Can he be traumatized if I deny him the breast?

There will not be trauma, but he will not like it since it is something he is very attached to. The fact of not denying the breast has a rational basis and that is that if we deny it it will have a more intense response since what is prohibited is always more appealing to children.

To remove some shots, you have to do it spontaneously: the children themselves 'remove shots' if they are given enough time. By the age of one and a half or two years, they tend to breastfeed less and less, until they only breastfeed to sleep. Then they usually go through a period in which they breastfeed at all hours, as a kind of final fireworks, and finally they reduce the number of feedings again and only breastfeed to sleep. If the mother is not at home due to work reasons, she will be forced to take off feedings and this will make her accept the new reality more and more.

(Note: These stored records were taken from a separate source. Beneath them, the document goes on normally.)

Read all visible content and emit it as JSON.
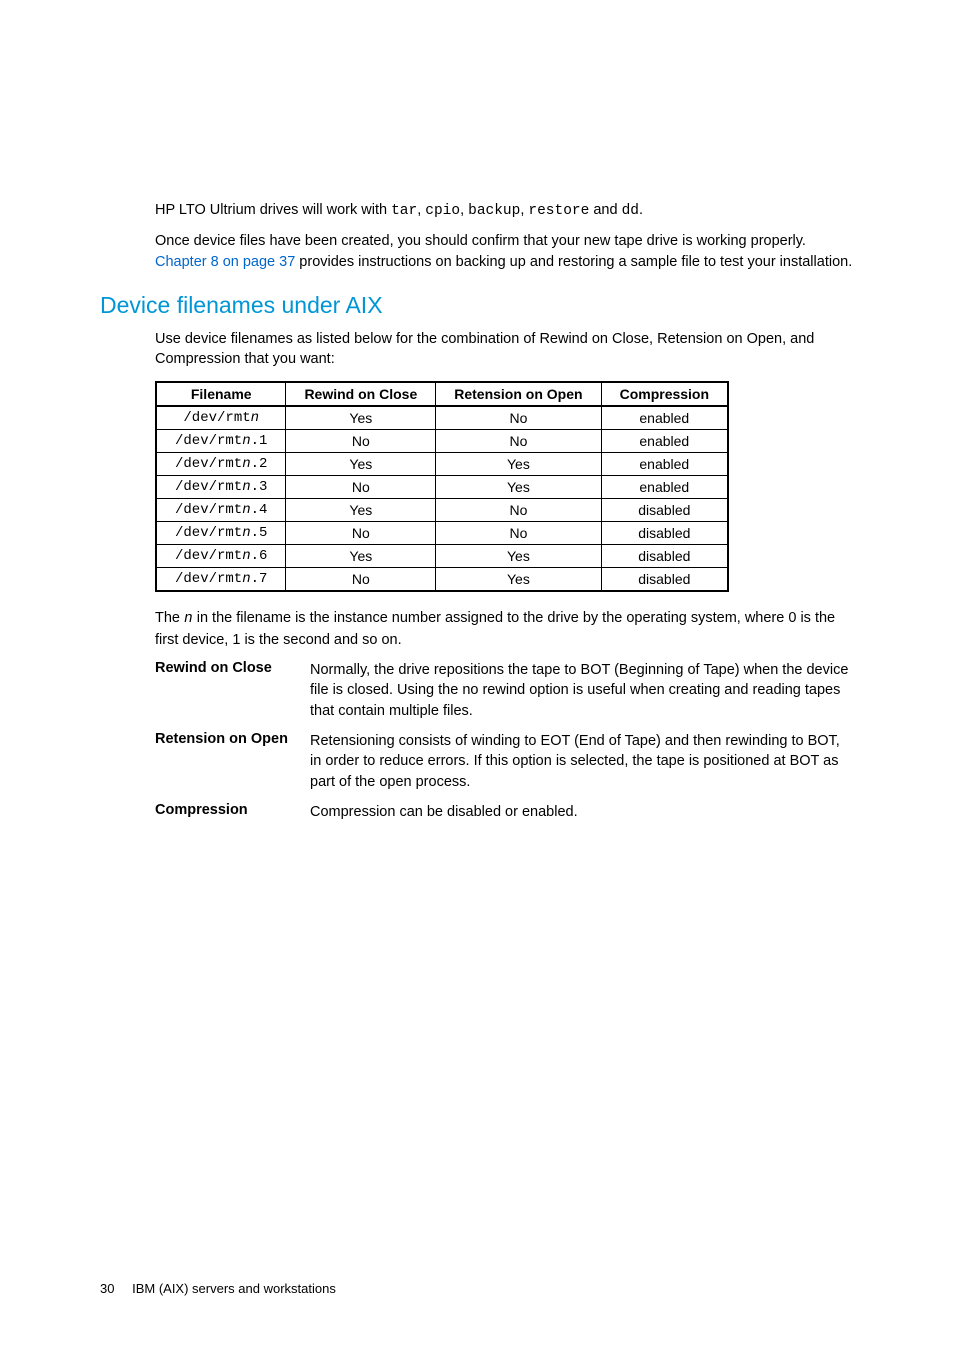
{
  "intro": {
    "line1_pre": "HP LTO Ultrium drives will work with ",
    "line1_codes": [
      "tar",
      "cpio",
      "backup",
      "restore",
      "dd"
    ],
    "line1_conj": " and ",
    "line1_end": ".",
    "line2_pre": "Once device files have been created, you should confirm that your new tape drive is working properly. ",
    "line2_link": "Chapter 8 on page 37",
    "line2_post": " provides instructions on backing up and restoring a sample file to test your installation."
  },
  "section": {
    "heading": "Device filenames under AIX",
    "intro": "Use device filenames as listed below for the combination of Rewind on Close, Retension on Open, and Compression that you want:"
  },
  "table": {
    "headers": [
      "Filename",
      "Rewind on Close",
      "Retension on Open",
      "Compression"
    ],
    "rows": [
      {
        "fname_pre": "/dev/rmt",
        "fname_suf": "",
        "rewind": "Yes",
        "reten": "No",
        "comp": "enabled"
      },
      {
        "fname_pre": "/dev/rmt",
        "fname_suf": ".1",
        "rewind": "No",
        "reten": "No",
        "comp": "enabled"
      },
      {
        "fname_pre": "/dev/rmt",
        "fname_suf": ".2",
        "rewind": "Yes",
        "reten": "Yes",
        "comp": "enabled"
      },
      {
        "fname_pre": "/dev/rmt",
        "fname_suf": ".3",
        "rewind": "No",
        "reten": "Yes",
        "comp": "enabled"
      },
      {
        "fname_pre": "/dev/rmt",
        "fname_suf": ".4",
        "rewind": "Yes",
        "reten": "No",
        "comp": "disabled"
      },
      {
        "fname_pre": "/dev/rmt",
        "fname_suf": ".5",
        "rewind": "No",
        "reten": "No",
        "comp": "disabled"
      },
      {
        "fname_pre": "/dev/rmt",
        "fname_suf": ".6",
        "rewind": "Yes",
        "reten": "Yes",
        "comp": "disabled"
      },
      {
        "fname_pre": "/dev/rmt",
        "fname_suf": ".7",
        "rewind": "No",
        "reten": "Yes",
        "comp": "disabled"
      }
    ],
    "n_glyph": "n"
  },
  "after_table": {
    "pre": "The ",
    "n": "n",
    "post": " in the filename is the instance number assigned to the drive by the operating system, where 0 is the first device, 1 is the second and so on."
  },
  "defs": [
    {
      "term": "Rewind on Close",
      "desc": "Normally, the drive repositions the tape to BOT (Beginning of Tape) when the device file is closed. Using the no rewind option is useful when creating and reading tapes that contain multiple files."
    },
    {
      "term": "Retension on Open",
      "desc": "Retensioning consists of winding to EOT (End of Tape) and then rewinding to BOT, in order to reduce errors. If this option is selected, the tape is positioned at BOT as part of the open process."
    },
    {
      "term": "Compression",
      "desc": "Compression can be disabled or enabled."
    }
  ],
  "footer": {
    "page": "30",
    "title": "IBM (AIX) servers and workstations"
  }
}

Is it better for his father to feed him?

It is usually indifferent, it depends on the child's preferences. Yes, it is usually useful for your father to participate in other things. It is unlikely that a child who is playing and entertaining with his father would prefer to stop what he is doing to ask for a breast.

How does it all end?

Depends. Sometimes it ends suddenly. There are children who have said: 'Mom, when I turn X years old I will stop breastfeeding.' It is more common for the end of lactation to be evanescent. The child has not breastfed for four or five days and another night he asks for it again. He hasn't breastfed for another three days, and then he asks for it twice in a row. Suddenly, the mother realizes that everything ended weeks ago and that a sudden process was not necessary but a progressive and respectful one.